Another option that Audi likes to promote is Dynamic Steering, which varies the weight of the steering and how many turns of the wheel you need to get from lock to lock, depending on your speed. It sounds good in theory, costs a reasonable amount and helps you get around tighter turns more easily. However, it also removes any sense of connection with the front wheels and robs you of confidence in the front end. Keener drivers are far better sticking with the standard system, which is more accurate and has a more natural weight.

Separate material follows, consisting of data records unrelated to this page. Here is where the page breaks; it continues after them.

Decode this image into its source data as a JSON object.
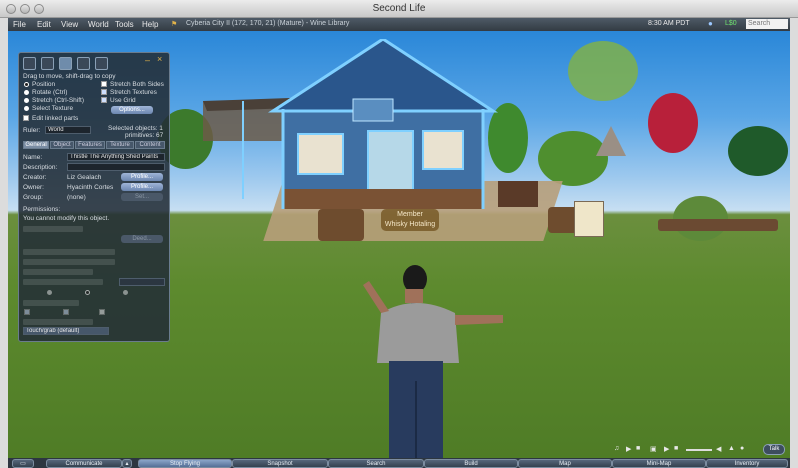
{
  "window": {
    "title": "Second Life"
  },
  "menubar": {
    "items": [
      "File",
      "Edit",
      "View",
      "World",
      "Tools",
      "Help"
    ],
    "location": "Cyberia City II (172, 170, 21) (Mature) - Wine Library",
    "clock": "8:30 AM PDT",
    "balance": "L$0",
    "search_placeholder": "Search"
  },
  "build_floater": {
    "hint": "Drag to move, shift-drag to copy",
    "modes": [
      "Position",
      "Rotate (Ctrl)",
      "Stretch (Ctrl-Shift)",
      "Select Texture"
    ],
    "selected_mode": "Position",
    "checks": [
      "Stretch Both Sides",
      "Stretch Textures",
      "Use Grid"
    ],
    "options_label": "Options...",
    "edit_linked": "Edit linked parts",
    "ruler_label": "Ruler:",
    "ruler_value": "World",
    "selected_objects": "Selected objects: 1",
    "primitives": "primitives: 67",
    "tabs": [
      "General",
      "Object",
      "Features",
      "Texture",
      "Content"
    ],
    "active_tab": "General",
    "name_label": "Name:",
    "name_value": "Thistle The Anything Shed Paints",
    "description_label": "Description:",
    "description_value": "",
    "creator_label": "Creator:",
    "creator_value": "Liz Gealach",
    "owner_label": "Owner:",
    "owner_value": "Hyacinth Cortes",
    "group_label": "Group:",
    "group_value": "(none)",
    "profile_label": "Profile...",
    "set_label": "Set...",
    "deed_label": "Deed...",
    "permissions_label": "Permissions:",
    "permissions_note": "You cannot modify this object.",
    "click_action": "Touch/grab (default)"
  },
  "scene": {
    "tag_line1": "Member",
    "tag_line2": "Whisky Hotaling"
  },
  "bottombar": {
    "buttons": [
      "Communicate",
      "Stop Flying",
      "Snapshot",
      "Search",
      "Build",
      "Map",
      "Mini-Map",
      "Inventory"
    ],
    "talk_label": "Talk"
  }
}
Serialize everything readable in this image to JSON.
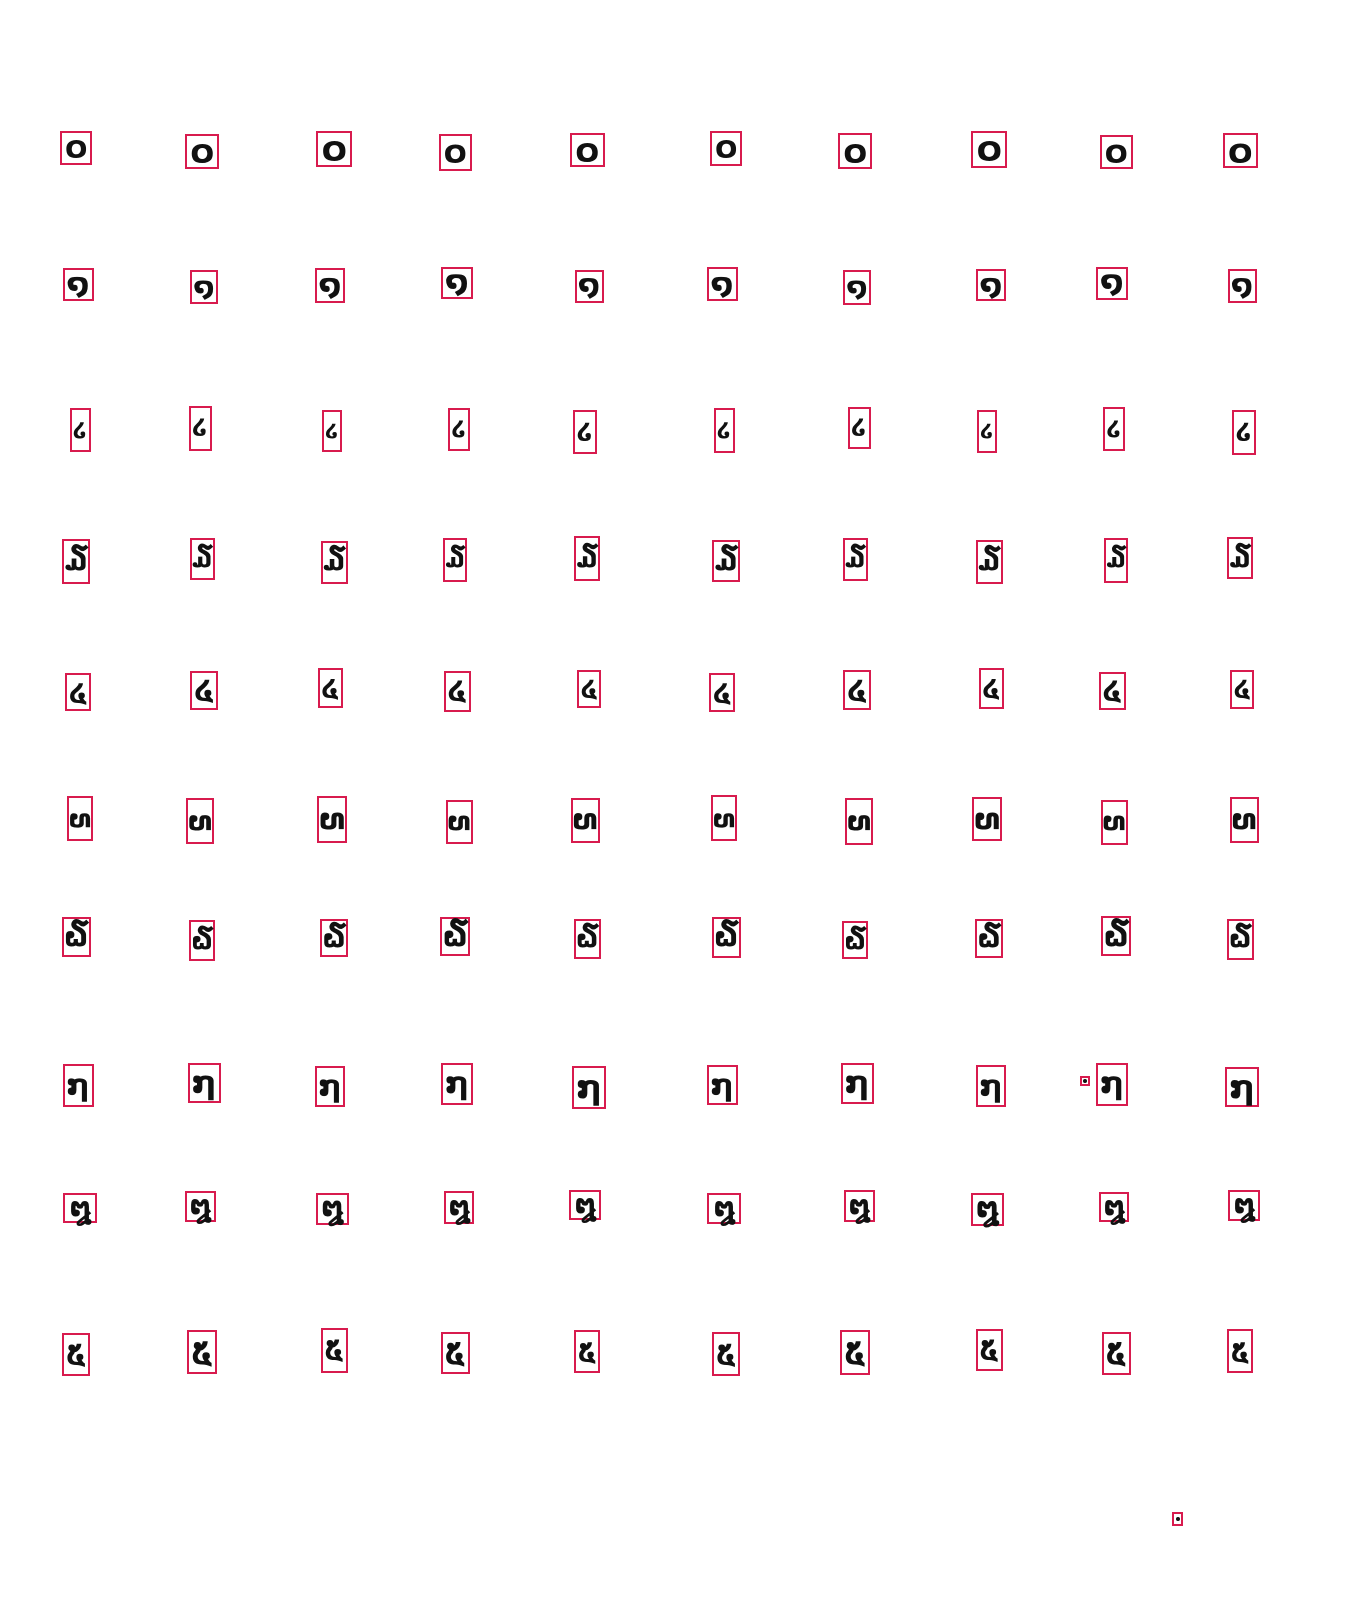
{
  "style": {
    "box_color": "#d81b4e",
    "ink_color": "#111111",
    "background": "#ffffff"
  },
  "rows": [
    {
      "glyph": "໐",
      "count": 10
    },
    {
      "glyph": "໑",
      "count": 10
    },
    {
      "glyph": "໒",
      "count": 10
    },
    {
      "glyph": "໓",
      "count": 10
    },
    {
      "glyph": "໔",
      "count": 10
    },
    {
      "glyph": "໙",
      "count": 10
    },
    {
      "glyph": "໖",
      "count": 10
    },
    {
      "glyph": "໗",
      "count": 10
    },
    {
      "glyph": "໘",
      "count": 10
    },
    {
      "glyph": "໕",
      "count": 10
    }
  ],
  "stray_marks": 2
}
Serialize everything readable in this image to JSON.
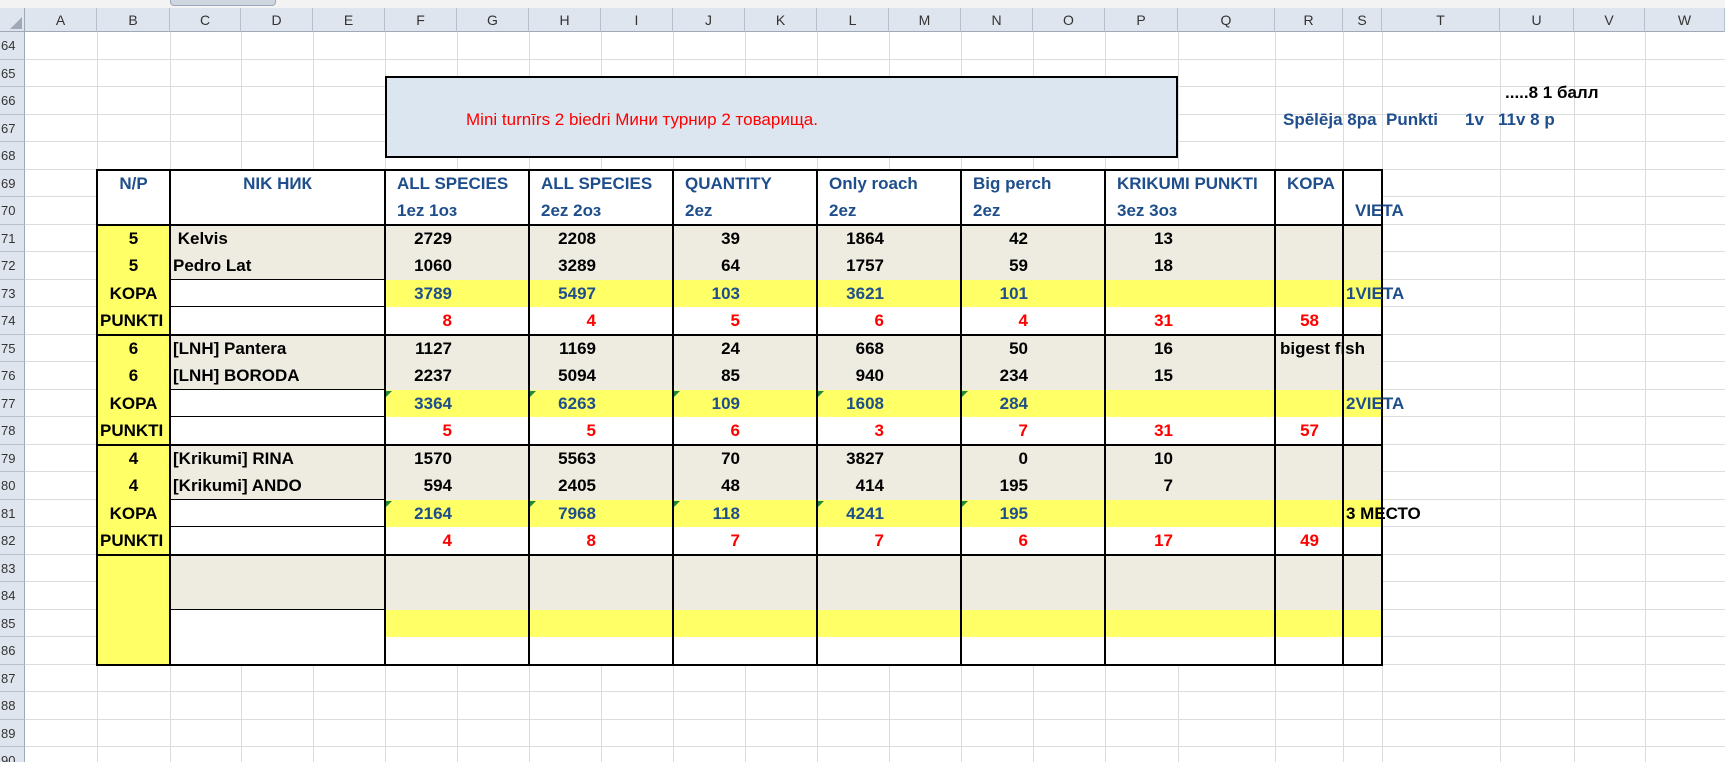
{
  "sheet": {
    "columns": [
      "A",
      "B",
      "C",
      "D",
      "E",
      "F",
      "G",
      "H",
      "I",
      "J",
      "K",
      "L",
      "M",
      "N",
      "O",
      "P",
      "Q",
      "R",
      "S",
      "T",
      "U",
      "V",
      "W"
    ],
    "rows": [
      "64",
      "65",
      "66",
      "67",
      "68",
      "69",
      "70",
      "71",
      "72",
      "73",
      "74",
      "75",
      "76",
      "77",
      "78",
      "79",
      "80",
      "81",
      "82",
      "83",
      "84",
      "85",
      "86",
      "87",
      "88",
      "89",
      "90"
    ]
  },
  "title": "Mini turnīrs 2 biedri  Мини турнир 2 товарища.",
  "side_notes": {
    "r66": ".....8 1 балл",
    "r67a": "Spēlēja  8pa",
    "r67b": "Punkti",
    "r67c": "1v",
    "r67d": "11v 8 p"
  },
  "headers": {
    "np": "N/P",
    "nik": "NIK НИК",
    "all1": "ALL SPECIES",
    "all1_sub": "1ez   1оз",
    "all2": "ALL SPECIES",
    "all2_sub": "2ez 2оз",
    "qty": "QUANTITY",
    "qty_sub": "2ez",
    "roach": "Only roach",
    "roach_sub": "2ez",
    "perch": "Big perch",
    "perch_sub": "2ez",
    "krik": "KRIKUMI PUNKTI",
    "krik_sub": "3ez 3оз",
    "kopa": "KOPA",
    "vieta": "VIETA"
  },
  "groups": [
    {
      "players": [
        {
          "np": "5",
          "name": " Kelvis",
          "all1": "2729",
          "all2": "2208",
          "qty": "39",
          "roach": "1864",
          "perch": "42",
          "krik": "13"
        },
        {
          "np": "5",
          "name": "Pedro Lat",
          "all1": "1060",
          "all2": "3289",
          "qty": "64",
          "roach": "1757",
          "perch": "59",
          "krik": "18"
        }
      ],
      "kopa": {
        "label": "KOPA",
        "all1": "3789",
        "all2": "5497",
        "qty": "103",
        "roach": "3621",
        "perch": "101",
        "vieta": "1VIETA"
      },
      "punkti": {
        "label": "PUNKTI",
        "all1": "8",
        "all2": "4",
        "qty": "5",
        "roach": "6",
        "perch": "4",
        "krik": "31",
        "kopa": "58"
      },
      "note": ""
    },
    {
      "players": [
        {
          "np": "6",
          "name": "[LNH] Pantera",
          "all1": "1127",
          "all2": "1169",
          "qty": "24",
          "roach": "668",
          "perch": "50",
          "krik": "16"
        },
        {
          "np": "6",
          "name": "[LNH] BORODA",
          "all1": "2237",
          "all2": "5094",
          "qty": "85",
          "roach": "940",
          "perch": "234",
          "krik": "15"
        }
      ],
      "kopa": {
        "label": "KOPA",
        "all1": "3364",
        "all2": "6263",
        "qty": "109",
        "roach": "1608",
        "perch": "284",
        "vieta": "2VIETA"
      },
      "punkti": {
        "label": "PUNKTI",
        "all1": "5",
        "all2": "5",
        "qty": "6",
        "roach": "3",
        "perch": "7",
        "krik": "31",
        "kopa": "57"
      },
      "note": "bigest fish"
    },
    {
      "players": [
        {
          "np": "4",
          "name": "[Krikumi] RINA",
          "all1": "1570",
          "all2": "5563",
          "qty": "70",
          "roach": "3827",
          "perch": "0",
          "krik": "10"
        },
        {
          "np": "4",
          "name": "[Krikumi] ANDO",
          "all1": "594",
          "all2": "2405",
          "qty": "48",
          "roach": "414",
          "perch": "195",
          "krik": "7"
        }
      ],
      "kopa": {
        "label": "KOPA",
        "all1": "2164",
        "all2": "7968",
        "qty": "118",
        "roach": "4241",
        "perch": "195",
        "vieta": "3 МЕСТО"
      },
      "punkti": {
        "label": "PUNKTI",
        "all1": "4",
        "all2": "8",
        "qty": "7",
        "roach": "7",
        "perch": "6",
        "krik": "17",
        "kopa": "49"
      },
      "note": ""
    }
  ],
  "colors": {
    "yellow": "#ffff66",
    "beige": "#eeece1",
    "banner": "#dce6f1",
    "blue_text": "#1f4e8c",
    "red_text": "#ff0000"
  }
}
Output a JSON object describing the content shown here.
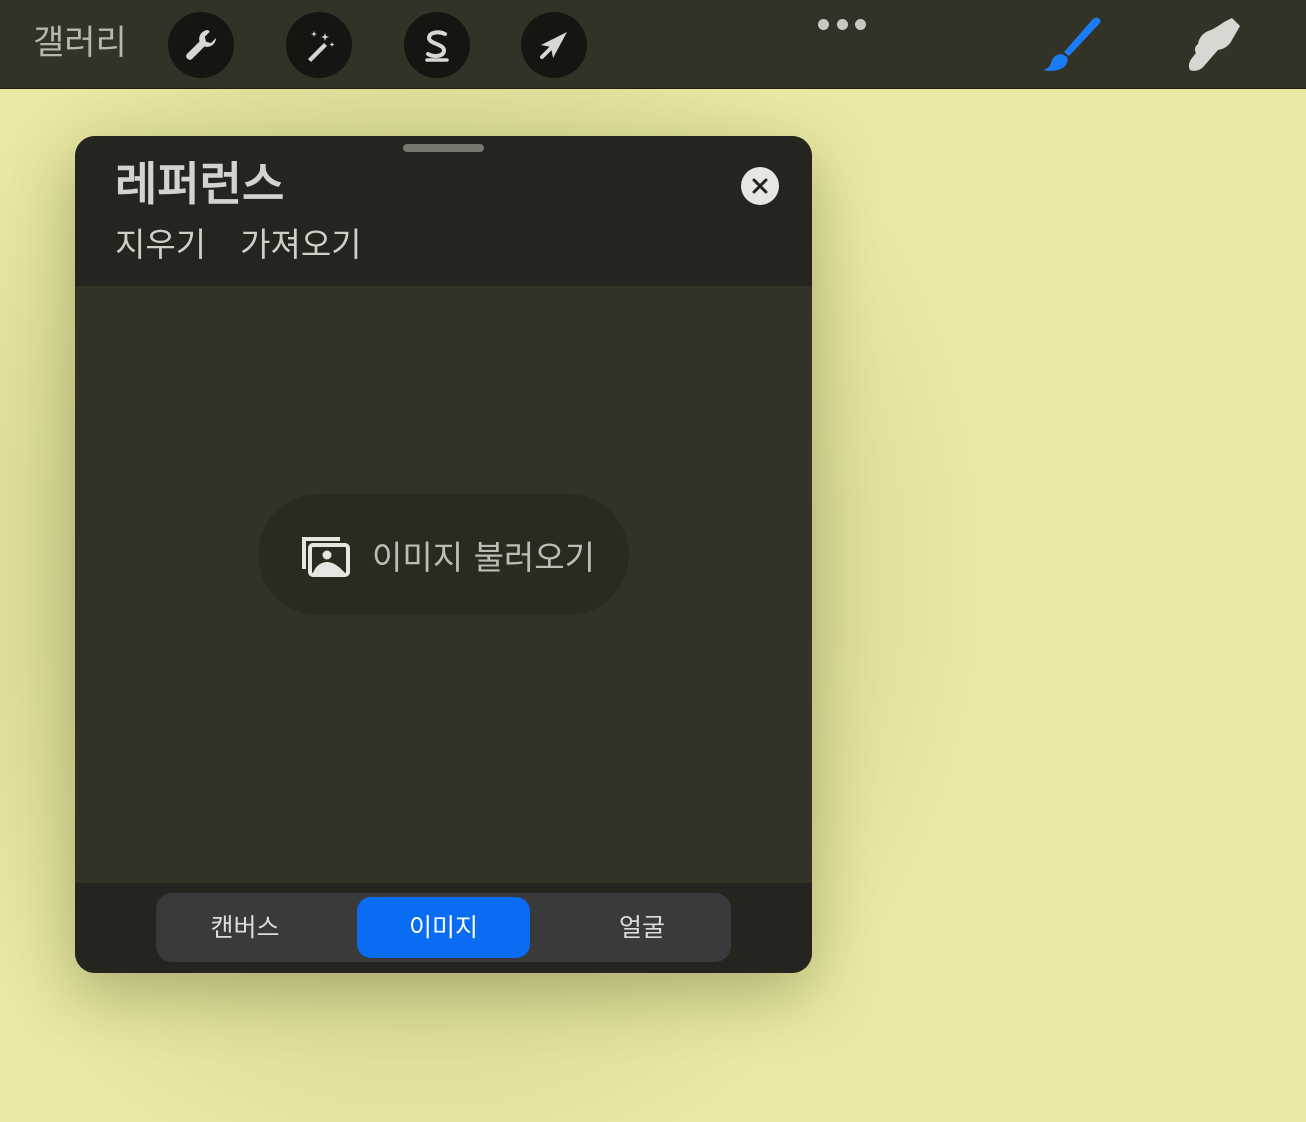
{
  "toolbar": {
    "gallery_label": "갤러리",
    "tools": [
      {
        "name": "actions",
        "icon": "wrench-icon"
      },
      {
        "name": "adjustments",
        "icon": "magic-wand-icon"
      },
      {
        "name": "selection",
        "icon": "selection-s-icon"
      },
      {
        "name": "transform",
        "icon": "arrow-cursor-icon"
      }
    ],
    "more_icon": "ellipsis-icon",
    "brush_icon": "brush-icon",
    "smudge_icon": "smudge-icon",
    "accent_color": "#0a6cf2"
  },
  "panel": {
    "title": "레퍼런스",
    "actions": [
      "지우기",
      "가져오기"
    ],
    "close_icon": "close-icon",
    "import_button_label": "이미지 불러오기",
    "import_icon": "photo-stack-icon",
    "segments": [
      "캔버스",
      "이미지",
      "얼굴"
    ],
    "selected_segment": "이미지"
  },
  "colors": {
    "canvas": "#e9e9a3",
    "panel_bg": "#333325",
    "selected_segment": "#0a6cf2"
  }
}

With standard steering, you’ll find it remarkably easy to place the front of the car on entry to a corner, despite there being quite a bit of weight over the nose. And with quattro (Audi’s four-wheel drive system) fitted as standard, traction out of the corners is equally mesmerising. Unfortunately, there’s none of the adjustability offered by the rear-wheel-drive Giulia Quadrifoglio, BMW M4 and Mercedes-AMG C63, but that feels acceptable in a car that’s designed to get you, your family and your ski gear to St Moritz as fast as is humanly possible.
And if you decide to visit the slopes of the Black Forest instead, you can be safe in the knowledge that the RS4 packs more than enough punch for the German Autobahn. With 444bhp, the RS4 can get from 0-62mph in just 4.1sec and onto an electronically limited top speed of 155mph (this can be increased to 174mph as an option).
This performance comes courtesy of a new turbocharged V6; an engine shared with the Porsche Panamera 4S. In normal use, it’s a smooth and refined unit that fades into the background, while in Dynamic mode it howls and parps as you want it to. However, a turbocharged V6 will never be able to compete with the monstrous V8 from the C63 – an engine that sounds wonderfully raucous at full throttle.